Filho de imigrantes japoneses, nascido em 1912, no meio da miséria da ‘JapanTown’ de Seattle, Yamasaki passava os verões a trabalhar numa fábrica de conservas, manobrando uma ‘Iron Chink’ – uma máquina alcunhada com o nome perjorativo dado a chineses, cuja mão de obra barata servia para substituir – para juntar dinheiro para os seus estudos universitários.

Depois disso, ainda teve de enfrentar o horror de procurar emprego em plena Grande Depressão, no meio de xenofobia generalizada. Com o ataque a Pearl Harbour, e a entrada dos EUA em guerra com o Japão, em 1941, tudo piorou.

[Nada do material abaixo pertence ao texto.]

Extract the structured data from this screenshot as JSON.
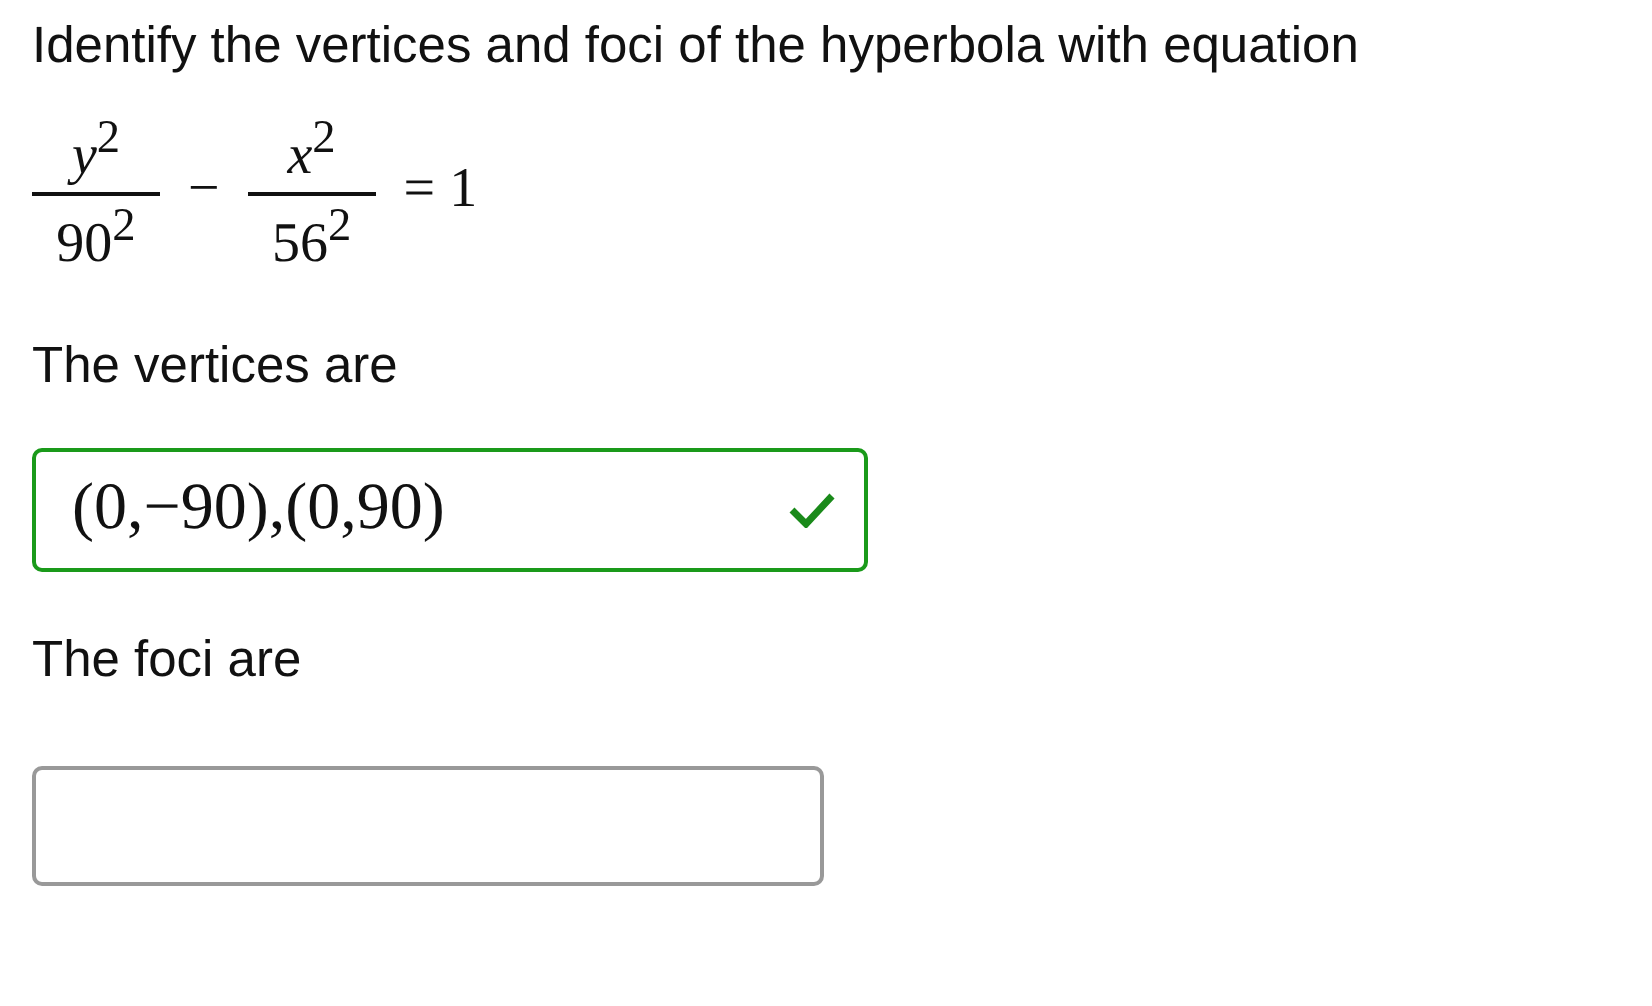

O resultado foram campos de detenção em massa para sino-americanos, pelo simples crime da sua origem, afetando mais de 120 mil pessoas, que se tornaram suspeitos de ser agentes estrangeiros de um momento para o outro – Yamasaki, receoso pelos seus pais e irmão, escondeu-os no seu apartamento, lembrou a Bloomberg.

Fazia tudo parte de uma história de superação da adversidade, mas também de negar as fraturas raciais no tecido social americano. «Há pouca amargura entre os nipo-americanos», fez questão de salientar Yamasaki, na sua entrevista à Times, logo após mencionar que a sua mãe fora levada às lágrimas por uma senhora caucasiana se recusar sentar-se ao seu lado no autocarro. «Uma palavra que ouvi uma e outra vez sempre que havia um incidente ou desagravo era ‘shikataganai’, que significa ‘não dá para evitar». 

Minoru Yamasaki morreu em 1986. Questionado sobre o colapso das torres, o filho, o fotógrafo Taro Yamasaki, recordou o choque com que respondeu aos primeiros telefonemas dos jornalistas no 11 de Setembro – o choque que abalou os alicerces da civilização. «Não estou a pensar nos edifícios, estou a pensar nas quase 3 mil pessoas que acabaram de ser mortas. Claro que fiquei triste pelo edifício, mas 3 mil pessoas. Comecei a pensar ‘e se fosse eu um daqueles 3 mil?’».